Hafta içi Şampiyonlar Ligi’nin ilk haftasını Basel karşısında 3-0’lık net skorla kapatan ‘Kırmızı Şeytanlar’, kendi evinde de köklü rakibi Everton’ı 4-0 ile geçti. Maçı, InStat tarafından sağlanan verilerle analiz etmeye çalışacağız.
Saha İçi Ortalama Pozisyonlar
İdeal stoper ikilisine dönüş yapan ev sahibi ekipte Rashford formasına kavuşan bir diğer oyuncuydu. Hafta içi gösterdiği bek performansıyla parmak ısırtan Young, bu maçta Mourinho tarafından ters kanatta görevlendirildi. Pogba’nın talihsiz sakatlığıyla yüzleşmek zorunda kalan Manchester ekibinde Matic’in orta sahada ki partneri Fellaini oldu.
Fellaini
Eski takımına karşı forma giyen Belçika’lı oyuncu çalışkan yapısıyla takımına oyunun iki yönünde de katkı yapmaya çalıştı fakat ‘’100 milyon Euro’luk’’ boşluğu doldurduğunu söylemek yanlış olur. Defansif anlamda gerçekten iyi iş çıkaran Fellaini, oyunun hücum yönünde ise Lukaku’nun yanında 2. bir forvet gibi yer alarak katkı yapmaya çalıştı. Hafta içi bu şekilde skor bulan Fellaini’nin rakip sahadaki pas yüzdesi düşünüldüğünde böyle kullanılması mantıklı bir seçim gibi duruyor. Önümüzdeki haftalarda Pogba’sız Manchester United hücumlarını daha çok kanat oyunu, daha çok orta şeklinde seyredebiliriz. Rakip sahada kazandığı topların kaleye uzaklığı ve en çok pas alış verişi yaptığı oyuncuların Matic ve Valencia olması gibi veriler hücumdayken ceza sahasına yönelmesi fikrini destekler nitelikte.
İlk 15 Dakika
Maça muazzam bir baskıyla başlayan ev sahibi ekip, başlama vuruşundan itibaren yaklaşık 15 dakika boyunca rakibini kendi yarı alanına getirtmedi. Bu oyununun meyvesini henüz 4. dakikada alan Manchester ekibi buna rağmen baskıyı sürdürdü.

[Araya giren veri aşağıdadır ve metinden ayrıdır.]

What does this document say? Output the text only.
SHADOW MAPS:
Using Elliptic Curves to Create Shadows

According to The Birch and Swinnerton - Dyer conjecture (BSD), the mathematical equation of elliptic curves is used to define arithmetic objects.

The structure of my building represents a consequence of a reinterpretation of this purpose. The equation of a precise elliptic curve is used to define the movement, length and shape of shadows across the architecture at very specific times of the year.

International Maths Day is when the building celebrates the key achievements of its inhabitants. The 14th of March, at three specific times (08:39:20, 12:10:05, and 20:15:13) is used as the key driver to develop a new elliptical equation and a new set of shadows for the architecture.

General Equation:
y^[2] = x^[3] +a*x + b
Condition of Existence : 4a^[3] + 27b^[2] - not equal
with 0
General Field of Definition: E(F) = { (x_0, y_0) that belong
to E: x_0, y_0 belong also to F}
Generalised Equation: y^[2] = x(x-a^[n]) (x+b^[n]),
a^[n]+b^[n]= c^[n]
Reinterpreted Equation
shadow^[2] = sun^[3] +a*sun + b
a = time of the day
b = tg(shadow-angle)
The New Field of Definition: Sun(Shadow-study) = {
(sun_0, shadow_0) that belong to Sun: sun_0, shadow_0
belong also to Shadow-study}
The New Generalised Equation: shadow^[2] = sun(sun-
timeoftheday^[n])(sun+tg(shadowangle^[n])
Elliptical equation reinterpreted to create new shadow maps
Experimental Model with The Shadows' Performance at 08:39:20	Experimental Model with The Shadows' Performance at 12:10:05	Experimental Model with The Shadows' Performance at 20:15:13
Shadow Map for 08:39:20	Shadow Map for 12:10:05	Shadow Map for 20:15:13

Eğer çok yüksek tempoda yaptıkları bu hücum presi ilerleyen haftalarda daha uzun sürelere yayabilirlerse sene sonunda bu pres Manchester United’ın alamet-i farikası olarak hatırlanacaktır. Şimdi de bu baskıya dair maç içinden örneklere bakalım.
Yukarıda görüldüğü üzere, topun sıkıştığı yerde doğru yerleşim yapan Manchester United hücum 4’lüsü rakibi uzun oynamak zorunda bırakıyor. Aşağıda ise deplasman ekibinin hücum başlatma çabasını topu set halinde karşılayarak engelleyen baskıyı görüyoruz. Bu pozisyon da kalecinin uzun oynaması ve topun ev sahibine geçişi ile bitiyor.
Everton
Sezona kötü bir form grafiği ile başlayan ve son 3 maçını mağlubiyetle tamamlayan Everton, maçın başında maruz kalınan baskıyı ancak rakibinin temposunu düşürmesi ile kırabildi. Henüz maçın başında gelen Valencia’nın muhteşem füzesi ise deplasman ekibine yardımcı olmadı elbette. Old Trafford’a çıkan her rakip teknik adamın hücum önceliği kontra atak diye düşünürsünüz fakat Koeman’ın stratejisi böyle olmadı. Çıkardığı kadro ve sahada sergilenenler gösterdi ki, deplasman ekibi hızlı oyuncular ve dikine paslarla gol aramak yerine Sigurdson ve Rooney gibi top tutan oyuncularla, rakip sahaya yerleşerek, seri sayılmayacak bir oyun oynamayı tercih etti. Oyunu açmak içinde genellikle Martina’nın bulunduğu sağ kanadı kullandılar.
Kontra atak ağırlıklı bir plan uygulansa ne olurdu bilinmez ama mevcut planın, özellikle Everton’ın ilk yarıda isabetli şut bulamaması göz önüne alınırsa, pek işe yaradığı söylenemez.
İkinci yarı 1-0 devam eden skora karşı risk alarak 65’ten itibaren hücum oyuncularını ardarda oyuna sokan Koeman’ın Schineiderlin’i orta sahada yalnız bırakması, ev sahibi ekibin farkı açmasını sağladı.
82’de Rooney-Mirallas değişikliğinin hemen ardından gelen Mkhitaryan’ın golü ile skoru 2-0’a taşıyan Manchester United, 89’da Lukaku ve 90+2’de Martial’ın golleriyle maçı 4-0 kazandı.